With a change mastery skill set the team must master transformative organisational effectiveness strategies, drawn from learning moments anchored in organisational learning perspectives, whose main purpose is to advance organisational effectiveness. The learning perspectives must embrace non-judgemental values, rather focusing on driving service excellence. This way change mastery capabilities feed directly into how team functionality ensures organisational knowledge and talent requirements are met in ways that promote utilisation of organisations’ collective knowledge.
Change mastery within dynamic cultures breeds masters of change who have the ability to scan their own, business and or market, environment, analyse it and have the courage to reconceive their strategy and act on it. It is really a paradigm shift, where employees, particularly the talented and or high performers, have the ability to see their work anew and, imbued with self confidence, reflectively develop creative and innovative solutions to effectively manage change.
This process is by no means smooth, however, this is because employees and leadership capabilities, with respect to their targets, tend to vary widely.
The learning moments discussed here will only happen in organisations whose cultures are dynamic and strongly oriented towards change mastery supported by a strong learning perspective. It would be of interest to practitioners to further concentrate on building learning environments to assist organisation staff in developing self-assessment capabilities for new knowledge areas, to improve their behaviour change with renewed skill set. Organisational cultures that nurture dynamism, change mastery, with strong learning approaches, are intricately organically designed, making it critical that there be a set of guiding principles from which all organisation staff, especially the talented and or high performers, draw part of their value system.
Such guiding principles may include:
- The Principle of Belonging
This is the most defining of all the principles. While staff come to pursue personal goals through the organisation, it is very important that they become, and feel intimately part of the organisation. Hence individual actions are always viewed from an organisational perspective. The individual can never, and must never, become bigger than the whole. Organisational/Brand identity is collective.
- The Principle of Inclusivity
Talented and high performers tend to be lone voices, if not rangers. They also tend to experience their learning moments on their own. For these learning moments to be accepted, and enjoy the widest possible ownership and legitimacy, there must be a process that guarantees access to relevant staff – especially team leaders – most broadly representative of the entire organisation. Further, it is critical for these learning moments to be open to constructive criticism from the entire, relevant, span of the organization – different perspectives must be welcomed. The progression to a final knowledge product should involve as many staff members as possible.
- The Principle of Communication
In every organisation communications are both formal and informal. It is very important for practitioners to understand the power and intricacies of their organisations’ communication nodes.

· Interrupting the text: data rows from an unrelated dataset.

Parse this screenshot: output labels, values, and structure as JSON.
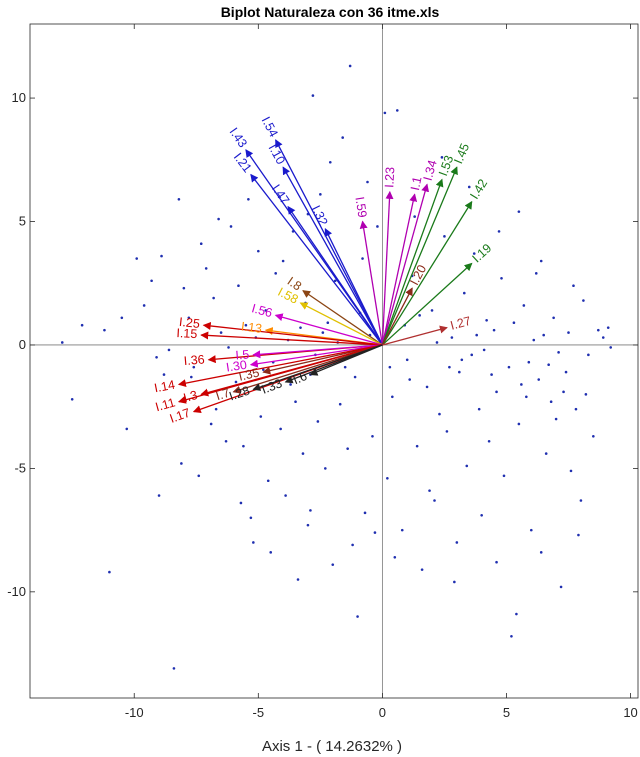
{
  "chart_data": {
    "type": "scatter",
    "title": "Biplot Naturaleza con 36 itme.xls",
    "xlabel": "Axis 1 - ( 14.2632% )",
    "ylabel": "",
    "xlim": [
      -14.2,
      10.3
    ],
    "ylim": [
      -14.3,
      13.0
    ],
    "xticks": [
      -10,
      -5,
      0,
      5,
      10
    ],
    "yticks": [
      -10,
      -5,
      0,
      5,
      10
    ],
    "xtick_labels": [
      "-10",
      "-5",
      "0",
      "5",
      "10"
    ],
    "ytick_labels": [
      "-10",
      "-5",
      "0",
      "5",
      "10"
    ],
    "grid": false,
    "origin_lines": true,
    "point_color": "#1f2fb0",
    "vectors": [
      {
        "name": "I.43",
        "x": -5.5,
        "y": 7.9,
        "color": "#1a1acc"
      },
      {
        "name": "I.54",
        "x": -4.3,
        "y": 8.3,
        "color": "#1a1acc"
      },
      {
        "name": "I.10",
        "x": -4.0,
        "y": 7.2,
        "color": "#1a1acc"
      },
      {
        "name": "I.21",
        "x": -5.3,
        "y": 6.9,
        "color": "#1a1acc"
      },
      {
        "name": "I.47",
        "x": -3.8,
        "y": 5.6,
        "color": "#1a1acc"
      },
      {
        "name": "I.32",
        "x": -2.3,
        "y": 4.7,
        "color": "#1a1acc"
      },
      {
        "name": "I.59",
        "x": -0.8,
        "y": 5.0,
        "color": "#b000b0"
      },
      {
        "name": "I.23",
        "x": 0.3,
        "y": 6.2,
        "color": "#b000b0"
      },
      {
        "name": "I.1",
        "x": 1.3,
        "y": 6.1,
        "color": "#b000b0"
      },
      {
        "name": "I.34",
        "x": 1.8,
        "y": 6.5,
        "color": "#b000b0"
      },
      {
        "name": "I.53",
        "x": 2.4,
        "y": 6.7,
        "color": "#1a7a1a"
      },
      {
        "name": "I.45",
        "x": 3.0,
        "y": 7.2,
        "color": "#1a7a1a"
      },
      {
        "name": "I.42",
        "x": 3.6,
        "y": 5.8,
        "color": "#1a7a1a"
      },
      {
        "name": "I.19",
        "x": 3.6,
        "y": 3.3,
        "color": "#1a7a1a"
      },
      {
        "name": "I.20",
        "x": 1.2,
        "y": 2.3,
        "color": "#8b2a1a"
      },
      {
        "name": "I.27",
        "x": 2.6,
        "y": 0.7,
        "color": "#b03030"
      },
      {
        "name": "I.8",
        "x": -3.2,
        "y": 2.2,
        "color": "#8b4513"
      },
      {
        "name": "I.58",
        "x": -3.3,
        "y": 1.7,
        "color": "#e0c000"
      },
      {
        "name": "I.56",
        "x": -4.3,
        "y": 1.2,
        "color": "#cc00cc"
      },
      {
        "name": "I.13",
        "x": -4.7,
        "y": 0.6,
        "color": "#ff8c00"
      },
      {
        "name": "I.25",
        "x": -7.2,
        "y": 0.8,
        "color": "#cc0000"
      },
      {
        "name": "I.15",
        "x": -7.3,
        "y": 0.4,
        "color": "#cc0000"
      },
      {
        "name": "I.36",
        "x": -7.0,
        "y": -0.6,
        "color": "#cc0000"
      },
      {
        "name": "I.5",
        "x": -5.2,
        "y": -0.4,
        "color": "#cc00cc"
      },
      {
        "name": "I.30",
        "x": -5.3,
        "y": -0.8,
        "color": "#cc00cc"
      },
      {
        "name": "I.35",
        "x": -4.8,
        "y": -1.1,
        "color": "#8b2a1a"
      },
      {
        "name": "I.14",
        "x": -8.2,
        "y": -1.6,
        "color": "#cc0000"
      },
      {
        "name": "I.11",
        "x": -8.2,
        "y": -2.3,
        "color": "#cc0000"
      },
      {
        "name": "I.17",
        "x": -7.6,
        "y": -2.7,
        "color": "#cc0000"
      },
      {
        "name": "I.3",
        "x": -7.3,
        "y": -2.0,
        "color": "#cc0000"
      },
      {
        "name": "I.7",
        "x": -6.0,
        "y": -1.9,
        "color": "#8b2a1a"
      },
      {
        "name": "I.28",
        "x": -5.2,
        "y": -1.8,
        "color": "#222222"
      },
      {
        "name": "I.33",
        "x": -3.9,
        "y": -1.5,
        "color": "#222222"
      },
      {
        "name": "I.6",
        "x": -2.9,
        "y": -1.2,
        "color": "#222222"
      }
    ],
    "points": [
      [
        -12.5,
        -2.2
      ],
      [
        -12.9,
        0.1
      ],
      [
        -12.1,
        0.8
      ],
      [
        -11.2,
        0.6
      ],
      [
        -11.0,
        -9.2
      ],
      [
        -10.3,
        -3.4
      ],
      [
        -9.9,
        3.5
      ],
      [
        -9.6,
        1.6
      ],
      [
        -9.3,
        2.6
      ],
      [
        -9.0,
        -6.1
      ],
      [
        -8.8,
        -1.2
      ],
      [
        -8.6,
        -0.2
      ],
      [
        -8.4,
        -13.1
      ],
      [
        -8.2,
        5.9
      ],
      [
        -8.1,
        -4.8
      ],
      [
        -8.0,
        2.3
      ],
      [
        -7.8,
        1.1
      ],
      [
        -7.6,
        -0.9
      ],
      [
        -7.4,
        -5.3
      ],
      [
        -7.1,
        3.1
      ],
      [
        -6.8,
        1.9
      ],
      [
        -6.7,
        -2.6
      ],
      [
        -6.5,
        0.5
      ],
      [
        -6.3,
        -3.9
      ],
      [
        -6.1,
        4.8
      ],
      [
        -5.9,
        -1.5
      ],
      [
        -5.8,
        2.4
      ],
      [
        -5.6,
        -4.1
      ],
      [
        -5.5,
        0.8
      ],
      [
        -5.3,
        -7.0
      ],
      [
        -5.2,
        -8.0
      ],
      [
        -5.0,
        3.8
      ],
      [
        -4.9,
        -2.9
      ],
      [
        -4.7,
        1.4
      ],
      [
        -4.6,
        -5.5
      ],
      [
        -4.4,
        -0.7
      ],
      [
        -4.3,
        2.9
      ],
      [
        -4.1,
        -3.4
      ],
      [
        -3.9,
        -6.1
      ],
      [
        -3.8,
        0.2
      ],
      [
        -3.6,
        4.6
      ],
      [
        -3.5,
        -2.3
      ],
      [
        -3.4,
        -9.5
      ],
      [
        -3.2,
        -4.4
      ],
      [
        -3.1,
        1.7
      ],
      [
        -2.9,
        -1.2
      ],
      [
        -2.8,
        10.1
      ],
      [
        -2.6,
        -3.1
      ],
      [
        -2.5,
        6.1
      ],
      [
        -2.3,
        -5.0
      ],
      [
        -2.2,
        0.9
      ],
      [
        -2.0,
        -8.9
      ],
      [
        -1.9,
        2.6
      ],
      [
        -1.7,
        -2.4
      ],
      [
        -1.6,
        8.4
      ],
      [
        -1.4,
        -4.2
      ],
      [
        -1.3,
        11.3
      ],
      [
        -1.1,
        -1.3
      ],
      [
        -1.0,
        -11.0
      ],
      [
        -0.8,
        3.5
      ],
      [
        -0.7,
        -6.8
      ],
      [
        -0.5,
        0.4
      ],
      [
        -0.4,
        -3.7
      ],
      [
        -0.2,
        4.8
      ],
      [
        0.2,
        -5.4
      ],
      [
        0.4,
        -2.1
      ],
      [
        0.6,
        9.5
      ],
      [
        0.8,
        -7.5
      ],
      [
        1.0,
        -0.6
      ],
      [
        1.2,
        2.8
      ],
      [
        1.4,
        -4.1
      ],
      [
        1.6,
        -9.1
      ],
      [
        1.8,
        -1.7
      ],
      [
        2.0,
        1.4
      ],
      [
        2.1,
        -6.3
      ],
      [
        2.3,
        -2.8
      ],
      [
        2.5,
        4.4
      ],
      [
        2.6,
        -3.5
      ],
      [
        2.8,
        0.3
      ],
      [
        3.0,
        -8.0
      ],
      [
        3.1,
        -1.1
      ],
      [
        3.3,
        2.1
      ],
      [
        3.4,
        -4.9
      ],
      [
        3.6,
        -0.4
      ],
      [
        3.7,
        3.7
      ],
      [
        3.9,
        -2.6
      ],
      [
        4.0,
        -6.9
      ],
      [
        4.2,
        1.0
      ],
      [
        4.3,
        -3.9
      ],
      [
        4.5,
        0.6
      ],
      [
        4.6,
        -1.9
      ],
      [
        4.8,
        2.7
      ],
      [
        4.9,
        -5.3
      ],
      [
        5.1,
        -0.9
      ],
      [
        5.2,
        -11.8
      ],
      [
        5.4,
        -10.9
      ],
      [
        5.5,
        -3.2
      ],
      [
        5.7,
        1.6
      ],
      [
        5.8,
        -2.1
      ],
      [
        6.0,
        -7.5
      ],
      [
        6.1,
        0.2
      ],
      [
        6.3,
        -1.4
      ],
      [
        6.4,
        3.4
      ],
      [
        6.6,
        -4.4
      ],
      [
        6.7,
        -0.8
      ],
      [
        6.9,
        1.1
      ],
      [
        7.0,
        -3.0
      ],
      [
        7.2,
        -9.8
      ],
      [
        7.3,
        -1.9
      ],
      [
        7.5,
        0.5
      ],
      [
        7.6,
        -5.1
      ],
      [
        7.8,
        -2.6
      ],
      [
        8.0,
        -6.3
      ],
      [
        8.1,
        1.8
      ],
      [
        8.3,
        -0.4
      ],
      [
        8.5,
        -3.7
      ],
      [
        8.7,
        0.6
      ],
      [
        8.9,
        0.3
      ],
      [
        9.1,
        0.7
      ],
      [
        9.2,
        -0.1
      ],
      [
        -6.9,
        -3.2
      ],
      [
        -4.8,
        -1.0
      ],
      [
        -3.7,
        -1.6
      ],
      [
        -2.4,
        0.5
      ],
      [
        -1.5,
        -0.9
      ],
      [
        -0.9,
        1.3
      ],
      [
        0.9,
        0.8
      ],
      [
        1.5,
        1.2
      ],
      [
        2.2,
        0.1
      ],
      [
        3.2,
        -0.6
      ],
      [
        4.1,
        -0.2
      ],
      [
        5.3,
        0.9
      ],
      [
        5.9,
        -0.7
      ],
      [
        6.5,
        0.4
      ],
      [
        7.1,
        -0.3
      ],
      [
        -7.7,
        -1.3
      ],
      [
        -6.2,
        -0.1
      ],
      [
        -5.1,
        0.3
      ],
      [
        -3.3,
        0.7
      ],
      [
        -2.7,
        -0.4
      ],
      [
        -1.8,
        0.1
      ],
      [
        0.3,
        -0.9
      ],
      [
        1.1,
        -1.4
      ],
      [
        2.7,
        -0.9
      ],
      [
        3.8,
        0.4
      ],
      [
        4.4,
        -1.2
      ],
      [
        5.6,
        -1.6
      ],
      [
        6.8,
        -2.3
      ],
      [
        7.4,
        -1.1
      ],
      [
        8.2,
        -2.0
      ],
      [
        -9.1,
        -0.5
      ],
      [
        -10.5,
        1.1
      ],
      [
        -8.9,
        3.6
      ],
      [
        -7.3,
        4.1
      ],
      [
        -6.6,
        5.1
      ],
      [
        -5.4,
        5.9
      ],
      [
        -4.0,
        3.4
      ],
      [
        -3.0,
        5.3
      ],
      [
        -2.1,
        7.4
      ],
      [
        -0.6,
        6.6
      ],
      [
        0.1,
        9.4
      ],
      [
        1.3,
        5.2
      ],
      [
        2.4,
        7.6
      ],
      [
        3.5,
        6.4
      ],
      [
        4.7,
        4.6
      ],
      [
        5.5,
        5.4
      ],
      [
        6.2,
        2.9
      ],
      [
        7.7,
        2.4
      ],
      [
        -5.7,
        -6.4
      ],
      [
        -4.5,
        -8.4
      ],
      [
        -3.0,
        -7.3
      ],
      [
        -1.2,
        -8.1
      ],
      [
        0.5,
        -8.6
      ],
      [
        2.9,
        -9.6
      ],
      [
        4.6,
        -8.8
      ],
      [
        6.4,
        -8.4
      ],
      [
        7.9,
        -7.7
      ],
      [
        -2.9,
        -6.7
      ],
      [
        -0.3,
        -7.6
      ],
      [
        1.9,
        -5.9
      ]
    ]
  }
}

- The Principle of Continuous Learning
The gleaning of lessons and insights from learning moments to their development into full knowledge products, to the creation of sharing and learning platforms for the entire organisation to learn from, must be a continuous process. As these processes interact to produce results, continuous learning becomes habit for organisation staff. Consequently talents will become masters of change while others will remain followers; but, ultimately, the whole organisation will enjoy enhanced effectiveness and efficiency.